Let $X_i$, $i=1,2,3$ be three independent exponentially distributed random variables with parameter $\lambda_i$. Define $R_1=\min\{X_1,X_3\}$ and $R_2=\min\{X_2,X_3\}$.
Then, $R_1$ and $R_2$ are obviously not independent. The distribution function is: $$P(R_1<r_1,R_2<r_2)=1-P(R_1>r_1)-P(R_2>r_2)+P(R_1>r_1,R_2>r_2),$$ where $P(R_i>r_i)=e^{-(\lambda_i+\lambda_3)r_i}$, $i=1,2$ and $P(R_1>r_1,R_2>r_2)=e^{-\lambda_1 r_1}e^{-\lambda_2 r_2}e^{-\lambda_3 \max\{r_1,r_2\}}$.
Now, this means that the distribution function $F_{(R_1,R_2)}(r_1,r_2)$ is given by $$F_{(R_1,R_2)}(r_1,r_2)=\begin{cases} 1 -e^{-(\lambda_1+\lambda_3)r_1}-e^{-(\lambda_2+\lambda_3)r_2}+ e^{-\lambda_1 r_1}e^{-(\lambda_2+\lambda_3) r_2}, \mbox{ if } r_1<r_2 \\ 1-e^{-(\lambda_1+\lambda_3)r_1}-e^{-(\lambda_2+\lambda_3)r_2}+e^{-(\lambda_1+\lambda_3) r_1}e^{-\lambda_2 r_2}, \mbox{ if } r_1>r_2 \end{cases}.$$
However, when I differentiate this function to obtain the density, i.e $f_{(R_1,R_2)}(r_1,r_2)=\frac{\partial^2}{\partial r_1 \partial r_2}F_{(R_1,R_2)}(r_1,r_2)$ I do not get a function that integrates to $1$ on $(0,\infty)^2$. I get, $$f_{(R_1,R_2)}(r_1,r_2)=\begin{cases} \lambda_1 (\lambda_2+\lambda_3)e^{-\lambda_1 r_1}e^{-(\lambda_2+\lambda_3) r_2}, \mbox{ if } r_1<r_2 \\ \lambda_2(\lambda_1+\lambda_3)e^{-(\lambda_1+\lambda_3) r_1}e^{-\lambda_2 r_2}, \mbox{ if } r_1>r_2 \end{cases}.$$
Observe that $F$ is indeed a distribution function (continuous, increasing, $F(0,r_2)=F(r_1,0)=0$ and $F(r_1,r_2)\to 1$ as $(r_1,r_2)\to (\infty,\infty)$. So I expect that the derivative should give me a proper density function, but I get $$\int_0^\infty \int_0^\infty f_{(R_1,R_2)}(r_1,r_2) dr_1 dr_1= 1-\frac{\lambda_3}{\lambda_1+\lambda_2+\lambda_3}.$$
Where is the mistake? I must admit I'm a bit puzzled about this... there must be a very silly mistake somewhere. Thanks!
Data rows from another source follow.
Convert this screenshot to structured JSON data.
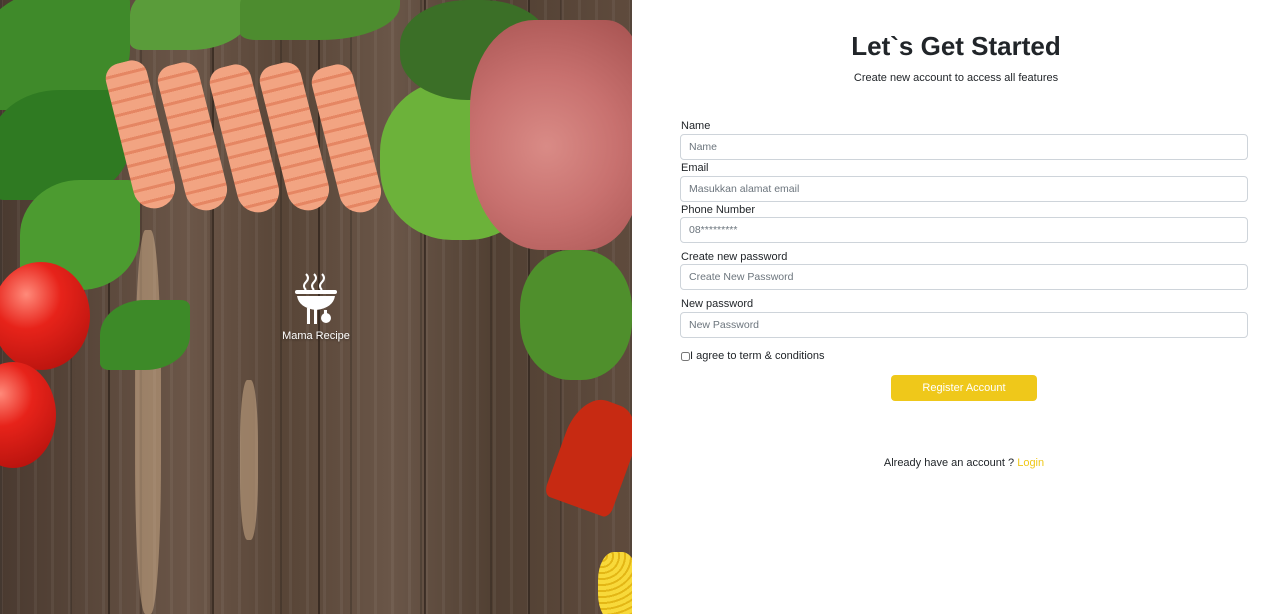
{
  "brand": {
    "name": "Mama Recipe",
    "logo_icon": "grill-chef-icon"
  },
  "form": {
    "title": "Let`s Get Started",
    "subtitle": "Create new account to access all features",
    "fields": [
      {
        "label": "Name",
        "placeholder": "Name",
        "value": ""
      },
      {
        "label": "Email",
        "placeholder": "Masukkan alamat email",
        "value": ""
      },
      {
        "label": "Phone Number",
        "placeholder": "08*********",
        "value": ""
      },
      {
        "label": "Create new password",
        "placeholder": "Create New Password",
        "value": ""
      },
      {
        "label": "New password",
        "placeholder": "New Password",
        "value": ""
      }
    ],
    "agree_label": "I agree to term & conditions",
    "submit_label": "Register Account",
    "login_prompt": "Already have an account ?",
    "login_link": "Login"
  },
  "colors": {
    "accent": "#EFC81A",
    "text": "#212529",
    "input_border": "#CED4DA",
    "placeholder": "#6C757D"
  }
}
Are you sure there is a density function?
Some of the time $X_3$ will be the smallest of the three $X_i$, and when that happens $R_1=R_2$. That is, $P[R_1=R_2]>0$, and some of the probability mass of the joint distribution of $(R_1,R_2)$ is concentrated on the set $\{(r,r):r>0\}$, a set of Lebesgue measure zero in the plane.
If you have the visualization tools handy, you can generate a thousand or so Monte Carlo sample values of $(R_1,R_2)$ and plot a 2-D histogram to see what the empirical density looks like.